Print column contents by column name

Awk 1 liner for above problem (if you are interested):

awk -v col=COL2 'NR==1{for(i=1;i<=NF;i++){if($i==col){c=i;break}} print $c} NR>1{print $c}' file.txt

awk -v col=COL3 'NR==1{for(i=1;i<=NF;i++){if($i==col){c=i;break}} print $c} NR>1{print $c}' file.txt

Just pass your column name COL1, COL2, COL3 etc with -vcol= flag.
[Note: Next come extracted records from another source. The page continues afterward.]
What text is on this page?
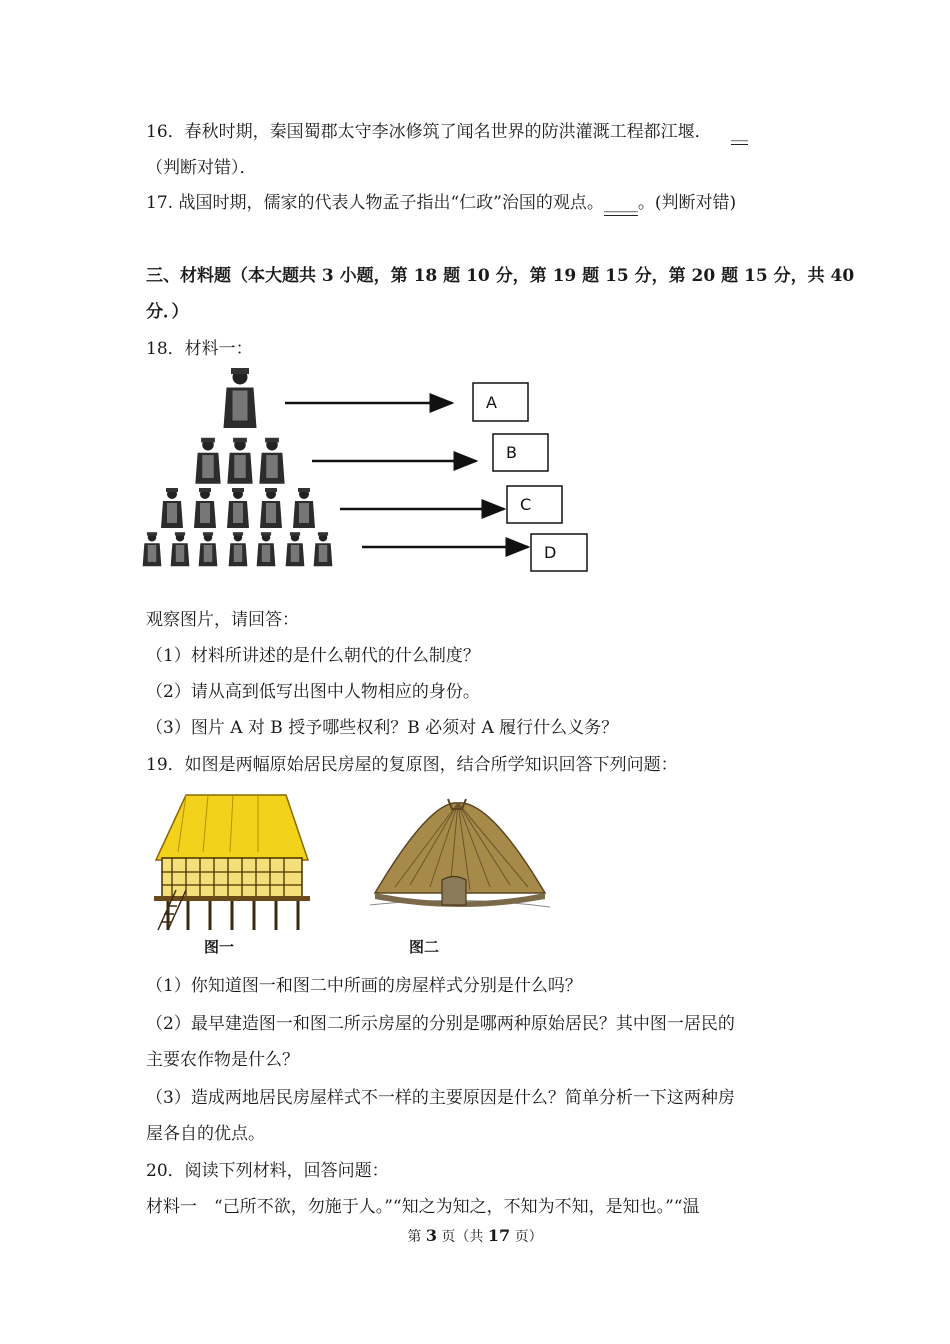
16．春秋时期，秦国蜀郡太守李冰修筑了闻名世界的防洪灌溉工程都江堰． __
（判断对错）．
17. 战国时期，儒家的代表人物孟子指出“仁政”治国的观点。____。(判断对错)
三、材料题（本大题共 3 小题，第 18 题 10 分，第 19 题 15 分，第 20 题 15 分，共 40
分．）
18．材料一：
A
B
C
D
观察图片，请回答：
（1）材料所讲述的是什么朝代的什么制度？
（2）请从高到低写出图中人物相应的身份。
（3）图片 A 对 B 授予哪些权利？B 必须对 A 履行什么义务？
19．如图是两幅原始居民房屋的复原图，结合所学知识回答下列问题：
图一	图二
（1）你知道图一和图二中所画的房屋样式分别是什么吗？
（2）最早建造图一和图二所示房屋的分别是哪两种原始居民？其中图一居民的
主要农作物是什么？
（3）造成两地居民房屋样式不一样的主要原因是什么？简单分析一下这两种房
屋各自的优点。
20．阅读下列材料，回答问题：
材料一　“己所不欲，勿施于人。”“知之为知之，不知为不知，是知也。”“温
第 3 页（共 17 页）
Note that the first solution prints out the whole file if the named column does not exist. To output a warning message if this occurs try

awk -v col=NoneSuch 'NR==1{for(i=1;i<=NF;i++){if($i==col){c=i;break}}   if (c > 0) {print $c}} else {print "Column " col "does not exist"} NR>1 && c > 0 {print $c}' file1.txt

a slight modification of anubhava post on top, for multiple columns

awk -vcol1="COL2" -vcol2="COL6" 'NR==1{for(i=1;i<=NF;i++){if($i==col1)c1=i; if ($i==col2)c2=i;}} NR>0{print $c1 " " $c2}' file.txt

when NR>1 does not print the column headers. This was modified to NR>0 which should print the columns with header names.